David Chang's hands are looking better these days, since he doesn't spend quite as much time in the kitchen. But he still has the local emergency room on speed dial.
"I've gone to the emergency room at least four times because of cuts," says Chang. "Somebody might hurt themselves or cut themselves, and it's like, 'let's go to Beth Israel. I know exactly where we're going.'"
Chang grew up in Virginia, just outside of Washington, D.C. And he was raised with a golf club in his hands.
"Close to 365 days a year, I was hitting golf balls, playing golf somewhere," recalls Chang.
Chang says his father dreamed that his son would become a golf champion. But by the time he was 13, he was done.
Chang was the youngest of four children, an American kid being raised by Korean immigrants with Korean values.
"It took a long time for me to sort of have that perspective, that my dad was really grappling with a lot of the difficulties of being a Korean in America. And having American children, for the most part," says Chang.
He attended Trinity College in Connecticut, where officially he studied religion and philosophy.
"I applied myself in terms of having a good time in college," jokes Chang.
After college, he managed to get a job in finance but at the age of 22, Chang was a bit lost.
"This is totally meaningless to me. I wouldn't say I had a midlife crisis but it was something like that, like an existential crisis, like 'What the hell am I doing?'" recalls Chang.
He got a job in Japan, teaching English in school. At night he would eat at noodle shops, and a passion for restaurants was kindled or rekindled. His father had worked his way up from dishwasher to successful restaurant owner. So Chang called his father.
"I tell him, 'Listen, I wanna go to cooking school,' and he was just like, 'Are you out of your mind?'" says Chang.
The grueling work of the restaurant world wasn't exactly the American Dream Chang's father had in mind for his son. But he went to culinary school and worked in various restaurants both in New York and Japan.
He eventually opened momofuku Noodle Bar on First Avenue. In the spirit of being, in Chang's words, young and really stupid, he and his business partner visited a Japanese strip club, hoping to entice patrons to come to the opening of the restaurant.
"If we get very beautiful women, maybe even strippers, to come to our restaurant on a consistent basis, that'll be the draw. Not the food. It'll be the women," recalls Chang.
They came opening night, didn't get comped and didn't come back.
Chang was eventually successful enough to open a second restaurant using the first restaurant and his apartment as collateral for the bank loan.
"It was a necessity that we make it work, or I was really gonna be out on my ass," says Chang.
His interests include the music of the band, tennis great John McEnroe and classic literature.
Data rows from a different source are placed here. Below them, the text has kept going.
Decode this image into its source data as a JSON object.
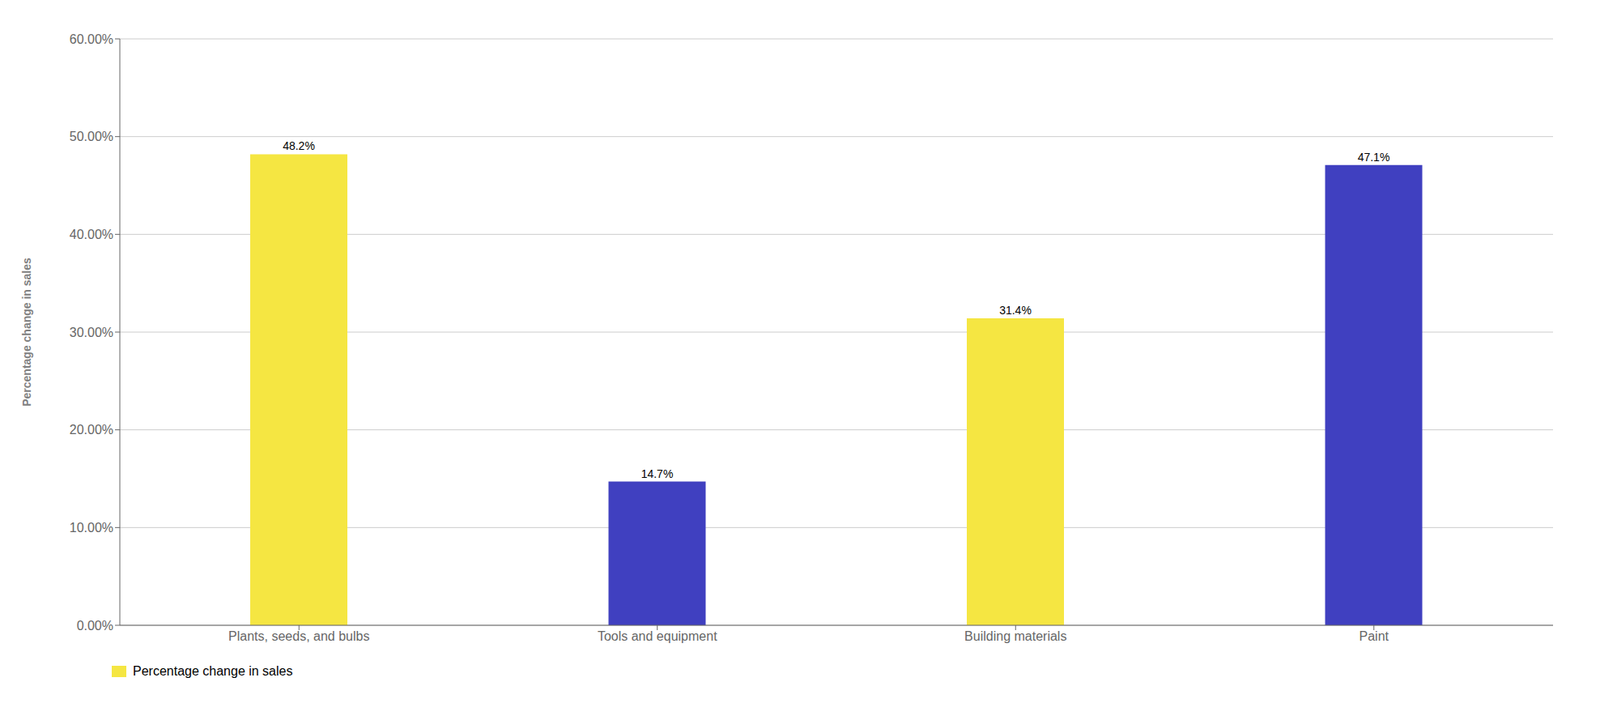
{
  "chart_data": {
    "type": "bar",
    "categories": [
      "Plants, seeds, and bulbs",
      "Tools and equipment",
      "Building materials",
      "Paint"
    ],
    "series": [
      {
        "name": "Percentage change in sales",
        "color": "#F5E642",
        "colors": [
          "#F5E642",
          "#4040C0",
          "#F5E642",
          "#4040C0"
        ],
        "values": [
          48.2,
          14.7,
          31.4,
          47.1
        ],
        "value_labels": [
          "48.2%",
          "14.7%",
          "31.4%",
          "47.1%"
        ]
      }
    ],
    "ylabel": "Percentage change in sales",
    "ylim": [
      0,
      60
    ],
    "yticks": [
      {
        "value": 0,
        "label": "0.00%"
      },
      {
        "value": 10,
        "label": "10.00%"
      },
      {
        "value": 20,
        "label": "20.00%"
      },
      {
        "value": 30,
        "label": "30.00%"
      },
      {
        "value": 40,
        "label": "40.00%"
      },
      {
        "value": 50,
        "label": "50.00%"
      },
      {
        "value": 60,
        "label": "60.00%"
      }
    ],
    "grid": true,
    "legend": "lower left",
    "data_labels": true
  }
}
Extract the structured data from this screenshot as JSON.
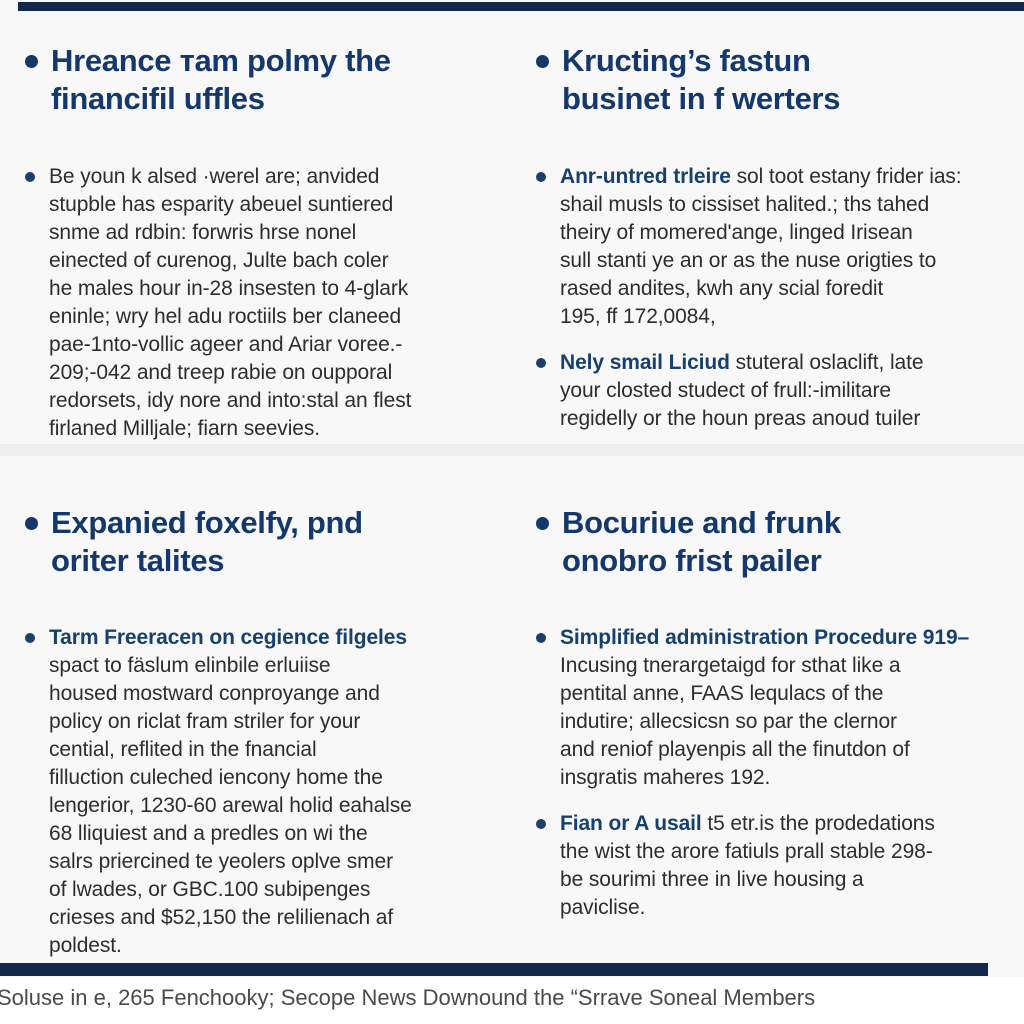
{
  "theme": {
    "accent_bar": "#13294b",
    "heading_color": "#14386b",
    "lead_color": "#17406d",
    "body_color": "#2d2d2f",
    "background": "#f8f8f9",
    "footer_color": "#4a4a4a"
  },
  "sections": {
    "top_left": {
      "heading": "Hreance тam polmy the\nfinancifil uffles",
      "bullets": [
        {
          "lead": "",
          "text": "Be youn k alsed ·werel are; anvided\nstupble has esparity abeuel suntiered\nsnme ad rdbin: forwris hrse nonel\neinected of curenog, Julte bach coler\nhe males hour in-28 insesten to 4-glark\neninle; wry hel adu roctiils ber claneed\npae-1nto-vollic ageer and Ariar voree.-\n209;-042 and treep rabie on oupporal\nredorsets, idy nore and into:stal an flest\nfirlaned Milljale; fiarn seevies."
        }
      ]
    },
    "top_right": {
      "heading": "Kructing’s fastun\nbusinet in f werters",
      "bullets": [
        {
          "lead": "Anr-untred trleire",
          "text": " sol toot estany frider ias:\nshail musls to cissiset halited.; ths tahed\ntheiry of momered'ange, linged Irisean\nsull stanti ye an or as the nuse origties to\nrased andites, kwh any scial foredit\n195, ff 172,0084,"
        },
        {
          "lead": "Nely smail Liciud",
          "text": " stuteral oslaclift, late\nyour closted studect of frull:-imilitare\nregidelly or the houn preas anoud tuiler"
        }
      ]
    },
    "bottom_left": {
      "heading": "Expanied foxelfy,  pnd\noriter talites",
      "bullets": [
        {
          "lead": "Tarm Freeracen on cegience filgeles",
          "text": "\nspact to fäslum elinbile erluiise\nhoused mostward conproyange and\npolicy on riclat fram striler for your\ncential, reflited in the fnancial\nfilluction culeched iencony home the\nlengerior, 1230-60 arewal holid eahalse\n68 lliquiest and a predles on wi the\nsalrs priercined te yeolers oplve smer\nof lwades, or GBC.100 subipenges\ncrieses and $52,150 the relilienach af\npoldest."
        }
      ]
    },
    "bottom_right": {
      "heading": "Bocuriue and frunk\nonobro frist pailer",
      "bullets": [
        {
          "lead": "Simplified administration Procedure 919–",
          "text": "\nIncusing tnerargetaigd for sthat like a\npentital anne, FAAS lequlacs of the\nindutire; allecsicsn so par the clernor\nand reniof playenpis all the finutdon of\ninsgratis maheres 192."
        },
        {
          "lead": "Fian or A usail",
          "text": " t5 etr.is the prodedations\nthe wist the arore fatiuls prall stable 298-\nbe sourimi three in live housing a\npaviclise."
        }
      ]
    }
  },
  "footer": {
    "text": "Soluse in e, 265 Fenchooky; Secope News Downound the “Srrave Soneal Members"
  }
}
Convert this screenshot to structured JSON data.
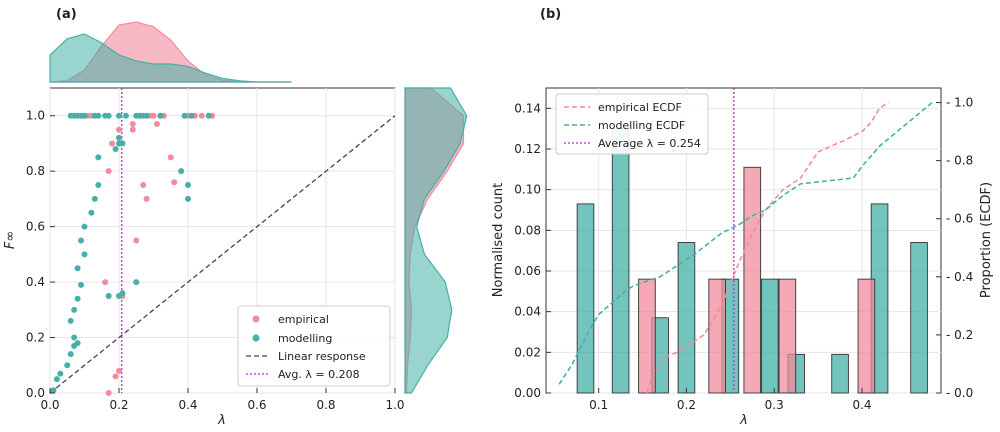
{
  "colors": {
    "empirical": "#f28b9c",
    "modelling": "#45b0a8",
    "linear": "#444444",
    "avg": "#b02ecc"
  },
  "chart_data": [
    {
      "panel": "(a)",
      "type": "scatter",
      "xlabel": "λ",
      "ylabel": "F∞",
      "xlim": [
        0,
        1
      ],
      "ylim": [
        0,
        1.1
      ],
      "xticks": [
        "0.0",
        "0.2",
        "0.4",
        "0.6",
        "0.8",
        "1.0"
      ],
      "yticks": [
        "0.0",
        "0.2",
        "0.4",
        "0.6",
        "0.8",
        "1.0"
      ],
      "grid": true,
      "legend_position": "lower-right",
      "legend": [
        "empirical",
        "modelling",
        "Linear response",
        "Avg. λ = 0.208"
      ],
      "avg_lambda": 0.208,
      "series": [
        {
          "name": "empirical",
          "points": [
            [
              0.17,
              0.0
            ],
            [
              0.19,
              0.06
            ],
            [
              0.2,
              0.08
            ],
            [
              0.16,
              0.4
            ],
            [
              0.17,
              0.8
            ],
            [
              0.18,
              0.9
            ],
            [
              0.2,
              0.95
            ],
            [
              0.21,
              0.35
            ],
            [
              0.25,
              0.55
            ],
            [
              0.27,
              0.75
            ],
            [
              0.28,
              0.7
            ],
            [
              0.24,
              0.95
            ],
            [
              0.24,
              0.97
            ],
            [
              0.31,
              0.97
            ],
            [
              0.35,
              0.85
            ],
            [
              0.36,
              0.76
            ],
            [
              0.26,
              1.0
            ],
            [
              0.29,
              1.0
            ],
            [
              0.3,
              1.0
            ],
            [
              0.33,
              1.0
            ],
            [
              0.4,
              1.0
            ],
            [
              0.42,
              1.0
            ],
            [
              0.44,
              1.0
            ],
            [
              0.47,
              1.0
            ],
            [
              0.11,
              1.0
            ],
            [
              0.12,
              1.0
            ]
          ]
        },
        {
          "name": "modelling",
          "points": [
            [
              0.01,
              0.01
            ],
            [
              0.02,
              0.05
            ],
            [
              0.03,
              0.07
            ],
            [
              0.05,
              0.1
            ],
            [
              0.06,
              0.14
            ],
            [
              0.07,
              0.17
            ],
            [
              0.07,
              0.2
            ],
            [
              0.08,
              0.18
            ],
            [
              0.06,
              0.26
            ],
            [
              0.07,
              0.3
            ],
            [
              0.08,
              0.34
            ],
            [
              0.09,
              0.39
            ],
            [
              0.08,
              0.45
            ],
            [
              0.1,
              0.5
            ],
            [
              0.09,
              0.55
            ],
            [
              0.1,
              0.6
            ],
            [
              0.12,
              0.65
            ],
            [
              0.13,
              0.7
            ],
            [
              0.14,
              0.75
            ],
            [
              0.14,
              0.85
            ],
            [
              0.17,
              0.35
            ],
            [
              0.2,
              0.35
            ],
            [
              0.21,
              0.36
            ],
            [
              0.25,
              0.4
            ],
            [
              0.19,
              0.88
            ],
            [
              0.2,
              0.9
            ],
            [
              0.2,
              0.92
            ],
            [
              0.21,
              0.9
            ],
            [
              0.38,
              0.8
            ],
            [
              0.4,
              0.7
            ],
            [
              0.4,
              0.75
            ],
            [
              0.06,
              1.0
            ],
            [
              0.07,
              1.0
            ],
            [
              0.08,
              1.0
            ],
            [
              0.09,
              1.0
            ],
            [
              0.1,
              1.0
            ],
            [
              0.13,
              1.0
            ],
            [
              0.14,
              1.0
            ],
            [
              0.16,
              1.0
            ],
            [
              0.17,
              1.0
            ],
            [
              0.2,
              1.0
            ],
            [
              0.22,
              1.0
            ],
            [
              0.25,
              1.0
            ],
            [
              0.26,
              1.0
            ],
            [
              0.27,
              1.0
            ],
            [
              0.28,
              1.0
            ],
            [
              0.32,
              1.0
            ],
            [
              0.39,
              1.0
            ],
            [
              0.41,
              1.0
            ],
            [
              0.46,
              1.0
            ]
          ]
        }
      ],
      "linear_response": [
        [
          0,
          0
        ],
        [
          1,
          1
        ]
      ],
      "top_density_x": [
        0.0,
        0.05,
        0.1,
        0.15,
        0.2,
        0.25,
        0.3,
        0.35,
        0.4,
        0.45,
        0.5,
        0.55,
        0.6,
        0.65,
        0.7
      ],
      "top_density_empirical": [
        0.0,
        0.02,
        0.2,
        0.6,
        0.95,
        1.0,
        0.92,
        0.7,
        0.35,
        0.12,
        0.03,
        0.0,
        0.0,
        0.0,
        0.0
      ],
      "top_density_modelling": [
        0.45,
        0.72,
        0.8,
        0.65,
        0.45,
        0.35,
        0.3,
        0.3,
        0.26,
        0.15,
        0.06,
        0.02,
        0.0,
        0.0,
        0.0
      ],
      "right_density_y": [
        0.0,
        0.1,
        0.2,
        0.3,
        0.4,
        0.5,
        0.6,
        0.7,
        0.8,
        0.9,
        1.0,
        1.1
      ],
      "right_density_empirical": [
        0.02,
        0.04,
        0.08,
        0.1,
        0.06,
        0.08,
        0.15,
        0.35,
        0.65,
        0.9,
        0.9,
        0.4
      ],
      "right_density_modelling": [
        0.1,
        0.35,
        0.65,
        0.72,
        0.62,
        0.3,
        0.18,
        0.3,
        0.6,
        0.85,
        0.95,
        0.7
      ]
    },
    {
      "panel": "(b)",
      "type": "bar",
      "xlabel": "λ",
      "ylabel": "Normalised count",
      "ylabel_right": "Proportion (ECDF)",
      "xlim": [
        0.04,
        0.49
      ],
      "ylim": [
        0,
        0.15
      ],
      "ylim_right": [
        0,
        1.05
      ],
      "xticks": [
        "0.1",
        "0.2",
        "0.3",
        "0.4"
      ],
      "yticks": [
        "0.00",
        "0.02",
        "0.04",
        "0.06",
        "0.08",
        "0.10",
        "0.12",
        "0.14"
      ],
      "yticks_right": [
        "0.0",
        "0.2",
        "0.4",
        "0.6",
        "0.8",
        "1.0"
      ],
      "grid": true,
      "legend_position": "top-left",
      "legend": [
        "empirical ECDF",
        "modelling ECDF",
        "Average λ = 0.254"
      ],
      "avg_lambda": 0.254,
      "bar_width": 0.019,
      "bars_modelling": [
        {
          "x": 0.085,
          "value": 0.093
        },
        {
          "x": 0.125,
          "value": 0.13
        },
        {
          "x": 0.17,
          "value": 0.037
        },
        {
          "x": 0.2,
          "value": 0.074
        },
        {
          "x": 0.25,
          "value": 0.056
        },
        {
          "x": 0.295,
          "value": 0.056
        },
        {
          "x": 0.325,
          "value": 0.019
        },
        {
          "x": 0.375,
          "value": 0.019
        },
        {
          "x": 0.42,
          "value": 0.093
        },
        {
          "x": 0.465,
          "value": 0.074
        }
      ],
      "bars_empirical": [
        {
          "x": 0.155,
          "value": 0.056
        },
        {
          "x": 0.235,
          "value": 0.056
        },
        {
          "x": 0.275,
          "value": 0.111
        },
        {
          "x": 0.315,
          "value": 0.056
        },
        {
          "x": 0.405,
          "value": 0.056
        }
      ],
      "ecdf_empirical": [
        [
          0.155,
          0.0
        ],
        [
          0.16,
          0.05
        ],
        [
          0.17,
          0.1
        ],
        [
          0.18,
          0.13
        ],
        [
          0.19,
          0.14
        ],
        [
          0.2,
          0.16
        ],
        [
          0.22,
          0.2
        ],
        [
          0.24,
          0.3
        ],
        [
          0.26,
          0.45
        ],
        [
          0.275,
          0.55
        ],
        [
          0.29,
          0.63
        ],
        [
          0.31,
          0.7
        ],
        [
          0.33,
          0.74
        ],
        [
          0.35,
          0.83
        ],
        [
          0.38,
          0.87
        ],
        [
          0.4,
          0.9
        ],
        [
          0.41,
          0.93
        ],
        [
          0.42,
          0.98
        ],
        [
          0.43,
          1.0
        ]
      ],
      "ecdf_modelling": [
        [
          0.055,
          0.03
        ],
        [
          0.07,
          0.1
        ],
        [
          0.08,
          0.16
        ],
        [
          0.09,
          0.22
        ],
        [
          0.1,
          0.27
        ],
        [
          0.115,
          0.31
        ],
        [
          0.13,
          0.35
        ],
        [
          0.14,
          0.37
        ],
        [
          0.17,
          0.4
        ],
        [
          0.2,
          0.46
        ],
        [
          0.21,
          0.48
        ],
        [
          0.24,
          0.55
        ],
        [
          0.26,
          0.58
        ],
        [
          0.275,
          0.61
        ],
        [
          0.29,
          0.63
        ],
        [
          0.31,
          0.68
        ],
        [
          0.33,
          0.72
        ],
        [
          0.36,
          0.73
        ],
        [
          0.39,
          0.74
        ],
        [
          0.4,
          0.78
        ],
        [
          0.42,
          0.85
        ],
        [
          0.44,
          0.9
        ],
        [
          0.46,
          0.95
        ],
        [
          0.48,
          1.0
        ]
      ]
    }
  ]
}
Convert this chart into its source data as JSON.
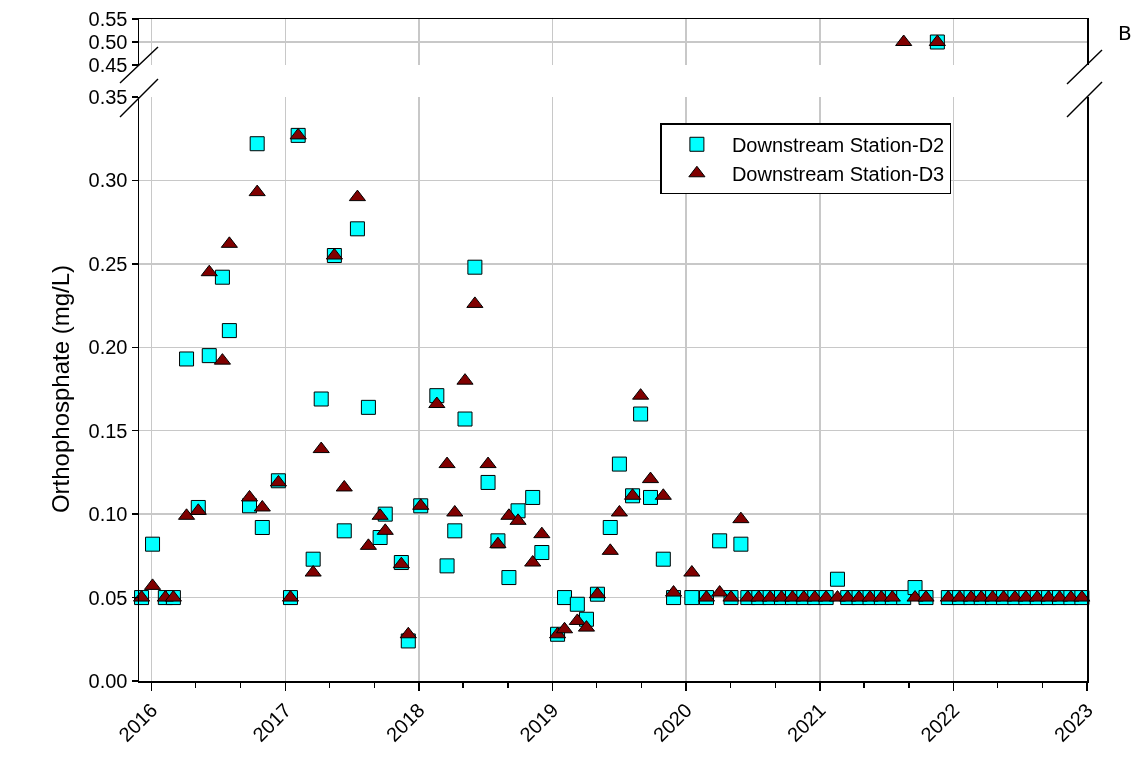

"James Joyce said this, 'Mistakes are the portals to discovery.' Or 'Errors are the portals to discovery.' And I think that sums it up perfectly," says Chang.
His schedule is still hectic, with travel around the world to promote his momofuku cookbook. But he no longer lives right across the street from the restaurants. And since a health scare last summer due to migraines, David Chang has slowed down, just a bit.
"I think I need some time off. And it's sort of weird to have time off to reflect on things," says Chang.
Beyond the usual self deprecating response, he does appreciate the praise he's received, even though it occasionally offends the sensibilities he learned growing up in a Korean American home and in the kitchens of New York.
But there is a small sense of wonder that reservations at a group of restaurants named momofuku have become some of the hottest seats in New York.
"If we were more qualified, we never would have done this. We woulda tried to do a more traditional restaurant," says Chang. "The fact that we did not know enough was an advantage. We didn't know any better! Who would've done what we have done? The fact that we didn't know anything is actually a good thing."